Stressful household

I’ve only been married almost 2 years but it’s been stressful since a few months of being married. All due to the baggage that came with my husband. He has a child from another relationship and we had a great relationship but now it’s a living hell. She’s super mean and evil to me because of what her mom tells her to do to me. I hate it and as much as wanting to be strong I don’t want to be around her. I literally thought I would go live somewhere else instead of with them. I would find any excuse to leave the house so I don’t have to interact with his daughter. Literally she will say something rude or mean to me every 30-50minutes it’s annoying. Her dad is always for the most part in denial about her behavior and I’m honestly sick of it. I’ve never envisioned marriage would be depressing and stressful like this. I understand there will be hurdles that couples go through but I think the whole marriage has been that way.
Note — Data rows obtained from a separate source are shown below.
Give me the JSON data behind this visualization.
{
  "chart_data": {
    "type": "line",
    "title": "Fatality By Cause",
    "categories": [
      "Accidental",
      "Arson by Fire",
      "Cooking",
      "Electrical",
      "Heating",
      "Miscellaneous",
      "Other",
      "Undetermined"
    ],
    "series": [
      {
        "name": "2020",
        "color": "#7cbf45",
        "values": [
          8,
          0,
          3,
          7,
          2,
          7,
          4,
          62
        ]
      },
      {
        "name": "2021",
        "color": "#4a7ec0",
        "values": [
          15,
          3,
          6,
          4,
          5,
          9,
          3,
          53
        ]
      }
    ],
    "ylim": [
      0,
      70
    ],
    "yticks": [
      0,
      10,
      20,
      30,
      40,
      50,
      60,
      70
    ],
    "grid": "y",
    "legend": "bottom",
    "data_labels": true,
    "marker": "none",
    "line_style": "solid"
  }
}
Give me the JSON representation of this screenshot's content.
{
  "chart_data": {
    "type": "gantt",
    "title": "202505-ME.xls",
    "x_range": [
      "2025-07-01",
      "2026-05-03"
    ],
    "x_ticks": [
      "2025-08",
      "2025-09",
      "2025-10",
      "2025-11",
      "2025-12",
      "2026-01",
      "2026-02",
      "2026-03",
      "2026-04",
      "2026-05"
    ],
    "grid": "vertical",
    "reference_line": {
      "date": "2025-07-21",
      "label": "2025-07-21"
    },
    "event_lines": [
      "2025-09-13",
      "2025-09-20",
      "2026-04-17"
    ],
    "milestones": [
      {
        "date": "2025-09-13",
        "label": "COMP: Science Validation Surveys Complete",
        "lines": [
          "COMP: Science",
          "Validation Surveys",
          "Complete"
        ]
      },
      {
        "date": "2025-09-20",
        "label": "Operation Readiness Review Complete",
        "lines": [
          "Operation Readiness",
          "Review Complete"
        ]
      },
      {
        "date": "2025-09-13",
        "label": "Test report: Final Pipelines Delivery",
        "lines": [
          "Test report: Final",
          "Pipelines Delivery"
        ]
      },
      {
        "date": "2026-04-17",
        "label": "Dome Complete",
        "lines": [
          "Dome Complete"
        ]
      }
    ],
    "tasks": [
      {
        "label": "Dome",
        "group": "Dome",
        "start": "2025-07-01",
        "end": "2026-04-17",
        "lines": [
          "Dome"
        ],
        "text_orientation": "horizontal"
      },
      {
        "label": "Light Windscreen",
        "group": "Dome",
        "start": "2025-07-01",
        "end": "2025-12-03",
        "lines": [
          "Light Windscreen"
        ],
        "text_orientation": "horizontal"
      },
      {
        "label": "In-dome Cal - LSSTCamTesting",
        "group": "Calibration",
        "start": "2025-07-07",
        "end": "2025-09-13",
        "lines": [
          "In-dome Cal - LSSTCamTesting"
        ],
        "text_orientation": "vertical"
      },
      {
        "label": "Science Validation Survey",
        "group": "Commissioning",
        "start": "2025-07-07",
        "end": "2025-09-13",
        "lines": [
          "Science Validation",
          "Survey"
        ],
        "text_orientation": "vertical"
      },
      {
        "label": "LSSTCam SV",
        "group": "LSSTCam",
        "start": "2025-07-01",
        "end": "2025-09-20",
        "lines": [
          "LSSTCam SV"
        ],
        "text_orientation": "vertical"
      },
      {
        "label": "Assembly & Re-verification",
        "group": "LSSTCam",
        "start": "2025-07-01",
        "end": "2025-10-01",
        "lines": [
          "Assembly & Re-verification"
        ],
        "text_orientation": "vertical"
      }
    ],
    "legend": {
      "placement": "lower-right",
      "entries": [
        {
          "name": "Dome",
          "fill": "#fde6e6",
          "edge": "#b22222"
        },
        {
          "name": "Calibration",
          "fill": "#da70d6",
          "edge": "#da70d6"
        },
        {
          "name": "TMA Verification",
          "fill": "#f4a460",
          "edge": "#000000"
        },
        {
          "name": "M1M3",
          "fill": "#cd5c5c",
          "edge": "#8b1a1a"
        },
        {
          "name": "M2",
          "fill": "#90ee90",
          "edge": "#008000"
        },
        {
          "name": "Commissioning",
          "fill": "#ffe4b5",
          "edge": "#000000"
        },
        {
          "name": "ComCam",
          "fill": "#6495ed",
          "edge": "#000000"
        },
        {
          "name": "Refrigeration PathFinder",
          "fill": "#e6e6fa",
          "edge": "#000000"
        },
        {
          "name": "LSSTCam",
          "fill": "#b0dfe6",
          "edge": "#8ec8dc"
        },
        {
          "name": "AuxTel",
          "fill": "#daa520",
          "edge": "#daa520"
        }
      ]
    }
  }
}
I don’t know how to fake being happy when I’m not in front of people. I really hate this. And to top it off, my husband feels like I got him in the situation that he’s in currently. He’s made comments like “if u didn’t say this to the dummy then she wouldn’t have gotten mad and done this” “I know how to talk to people without making them angry”. I get this vibe from him that he doesn’t want me to be around when he’s going to court and when he’s dropping off and picking up his daughter.

I feel like our whole marriage revolves around his daughter and her numerous mental issues and her mothers stupidity and spitefulness.